Writer: Amanda Wilkin
Director: Elayce Ismail
Some monologues take a while to warm up, but the best, like Amanda Wilkin’s Shedding A Skin, throw you directly into the middle of the story. Myah has been called into a meeting by her boss. When she looks around she sees that only the non-white employees have been summoned. She soon finds herself at the centre of a photo shoot designed to promote the company’s diversity hirings. It doesn’t end well.
Wilkin is a skilled storyteller, and from this early opening scene she has the audience hooked for the next 90 minutes. Tall and awkward, self-depreciating and shy, Myah is instantly likeable, and slightly familiar.
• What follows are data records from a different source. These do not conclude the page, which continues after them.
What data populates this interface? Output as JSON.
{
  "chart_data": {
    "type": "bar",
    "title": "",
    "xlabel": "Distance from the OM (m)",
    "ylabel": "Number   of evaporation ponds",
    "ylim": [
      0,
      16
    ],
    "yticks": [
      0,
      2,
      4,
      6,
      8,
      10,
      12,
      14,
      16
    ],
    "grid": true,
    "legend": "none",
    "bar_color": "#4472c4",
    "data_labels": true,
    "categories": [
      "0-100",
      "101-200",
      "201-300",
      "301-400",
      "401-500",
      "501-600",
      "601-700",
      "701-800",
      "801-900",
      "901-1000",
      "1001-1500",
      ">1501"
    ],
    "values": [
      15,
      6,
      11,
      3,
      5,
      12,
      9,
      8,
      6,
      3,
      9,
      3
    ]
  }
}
Wilkin rattles through the story and we hear about Myah losing her job, splitting up with her boyfriend and responding to a Rooms to Let advert on the noticeboard at the local supermarket. The audience is often too busy laughing to feel sorry for her in these early moments.
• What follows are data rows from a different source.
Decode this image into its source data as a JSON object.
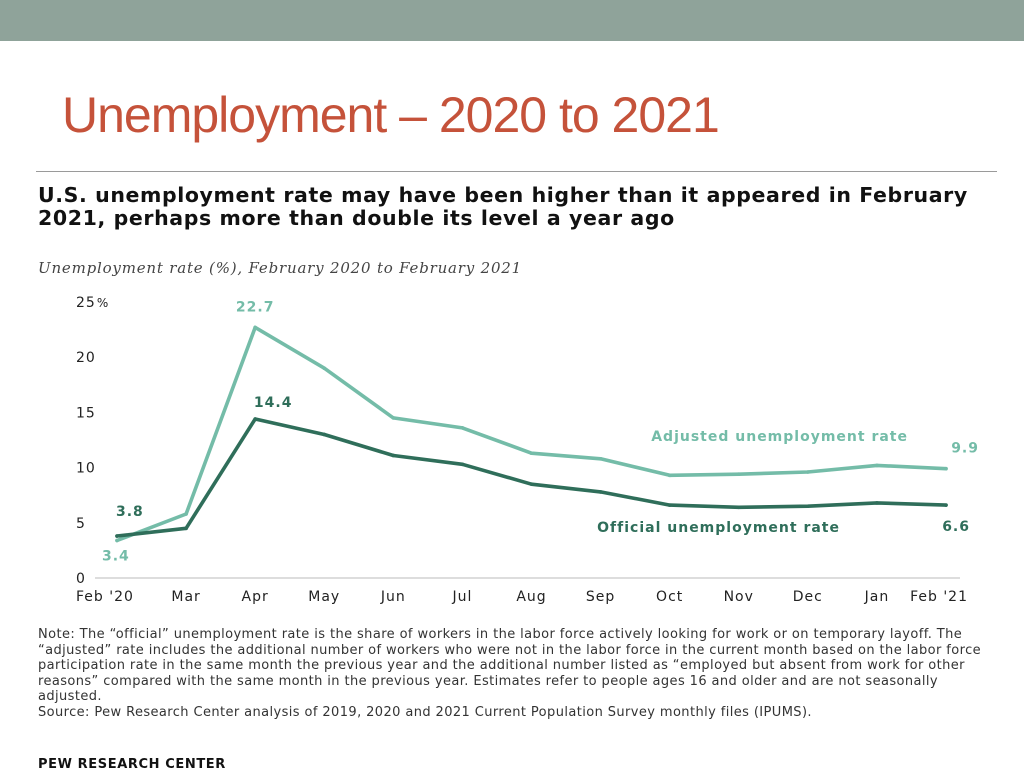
{
  "slide": {
    "title": "Unemployment – 2020 to 2021"
  },
  "colors": {
    "topbar": "#8fa39a",
    "title": "#c5523a",
    "adjusted": "#74bca8",
    "official": "#2f6e5a"
  },
  "chart_data": {
    "type": "line",
    "title": "U.S. unemployment rate may have been higher than it appeared in February 2021, perhaps more than double its level a year ago",
    "subtitle": "Unemployment rate (%), February 2020 to February 2021",
    "categories": [
      "Feb '20",
      "Mar",
      "Apr",
      "May",
      "Jun",
      "Jul",
      "Aug",
      "Sep",
      "Oct",
      "Nov",
      "Dec",
      "Jan",
      "Feb '21"
    ],
    "ylim": [
      0,
      25
    ],
    "yticks": [
      "0",
      "5",
      "10",
      "15",
      "20",
      "25"
    ],
    "ytick_unit": "%",
    "grid": false,
    "series": [
      {
        "name": "Adjusted unemployment rate",
        "color": "#74bca8",
        "values": [
          3.4,
          5.8,
          22.7,
          19.0,
          14.5,
          13.6,
          11.3,
          10.8,
          9.3,
          9.4,
          9.6,
          10.2,
          9.9
        ]
      },
      {
        "name": "Official unemployment rate",
        "color": "#2f6e5a",
        "values": [
          3.8,
          4.5,
          14.4,
          13.0,
          11.1,
          10.3,
          8.5,
          7.8,
          6.6,
          6.4,
          6.5,
          6.8,
          6.6
        ]
      }
    ],
    "annotations": [
      {
        "series": 0,
        "index": 0,
        "text": "3.4"
      },
      {
        "series": 1,
        "index": 0,
        "text": "3.8"
      },
      {
        "series": 0,
        "index": 2,
        "text": "22.7"
      },
      {
        "series": 1,
        "index": 2,
        "text": "14.4"
      },
      {
        "series": 0,
        "index": 12,
        "text": "9.9"
      },
      {
        "series": 1,
        "index": 12,
        "text": "6.6"
      }
    ]
  },
  "note": {
    "text": "Note: The “official” unemployment rate is the share of workers in the labor force actively looking for work or on temporary layoff. The “adjusted” rate includes the additional number of workers who were not in the labor force in the current month based on the labor force participation rate in the same month the previous year and the additional number listed as “employed but absent from work for other reasons” compared with the same month in the previous year. Estimates refer to people ages 16 and older and are not seasonally adjusted.",
    "source": "Source: Pew Research Center analysis of 2019, 2020 and 2021 Current Population Survey monthly files (IPUMS)."
  },
  "credit": "PEW RESEARCH CENTER"
}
But it’s when Myah moves into Mildred’s house that the play slows down and really begins to take shape. Mildred is an elderly Jamaican woman who came to England in the ‘60s, but her life is sketchy and mysterious. There are no photos on display and Mildred is reluctant to talk.
In many ways, Shedding A Skin shares similar concerns to Jack Holden’s Cruise, which ran earlier this summer at the Duchess Theatre. Here a young gay man seeks out his queer ancestors from the ‘80s and ‘90s to discover that he is standing on the shoulders of giants. Wilkin’s play is also determined to forge alliances between the generations. Both shows call for a kind of collaboration.
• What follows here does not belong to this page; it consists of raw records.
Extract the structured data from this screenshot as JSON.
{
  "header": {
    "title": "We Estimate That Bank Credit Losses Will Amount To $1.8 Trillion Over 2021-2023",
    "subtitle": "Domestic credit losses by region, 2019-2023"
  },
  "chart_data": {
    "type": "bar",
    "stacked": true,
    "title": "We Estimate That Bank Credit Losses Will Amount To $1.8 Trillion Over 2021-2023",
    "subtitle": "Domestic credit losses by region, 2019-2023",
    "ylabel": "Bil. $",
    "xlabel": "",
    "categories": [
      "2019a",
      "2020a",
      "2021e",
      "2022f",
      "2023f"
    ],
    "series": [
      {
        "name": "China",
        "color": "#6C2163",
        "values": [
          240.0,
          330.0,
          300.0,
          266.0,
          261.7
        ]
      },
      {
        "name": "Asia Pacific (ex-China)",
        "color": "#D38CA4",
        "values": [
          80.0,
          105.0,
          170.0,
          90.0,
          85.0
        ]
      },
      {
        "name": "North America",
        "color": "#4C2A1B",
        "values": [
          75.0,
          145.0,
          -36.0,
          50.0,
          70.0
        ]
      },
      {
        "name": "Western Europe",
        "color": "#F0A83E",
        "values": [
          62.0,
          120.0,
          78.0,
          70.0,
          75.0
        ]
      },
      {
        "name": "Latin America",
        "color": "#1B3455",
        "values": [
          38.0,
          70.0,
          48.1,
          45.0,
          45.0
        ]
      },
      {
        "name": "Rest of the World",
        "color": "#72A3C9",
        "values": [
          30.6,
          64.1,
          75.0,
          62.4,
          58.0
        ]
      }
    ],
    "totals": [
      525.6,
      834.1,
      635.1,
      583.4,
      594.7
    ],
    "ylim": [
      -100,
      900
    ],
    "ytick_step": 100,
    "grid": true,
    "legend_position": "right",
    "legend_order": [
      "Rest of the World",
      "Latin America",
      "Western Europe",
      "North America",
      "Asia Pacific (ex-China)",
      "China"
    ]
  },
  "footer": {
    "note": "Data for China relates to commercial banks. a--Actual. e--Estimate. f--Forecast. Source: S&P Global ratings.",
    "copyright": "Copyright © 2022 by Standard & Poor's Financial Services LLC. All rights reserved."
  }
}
Rosanna Vize’s set of screens is exciting, each disappearing panel a symbol of truth being found or of self-realisation being gained. Indeed, the only part of the play that doesn’t work is the snippets of other scenes of connection being made around the world. They are not necessary as the play itself does this work. The themes of the play do not need any further underlining.
In other times perhaps Wilkin could lead the audience out of the theatre and finish the play outside in Piccadilly Circus. It would be a fitting finale as this plays demands more than applause; it demands action.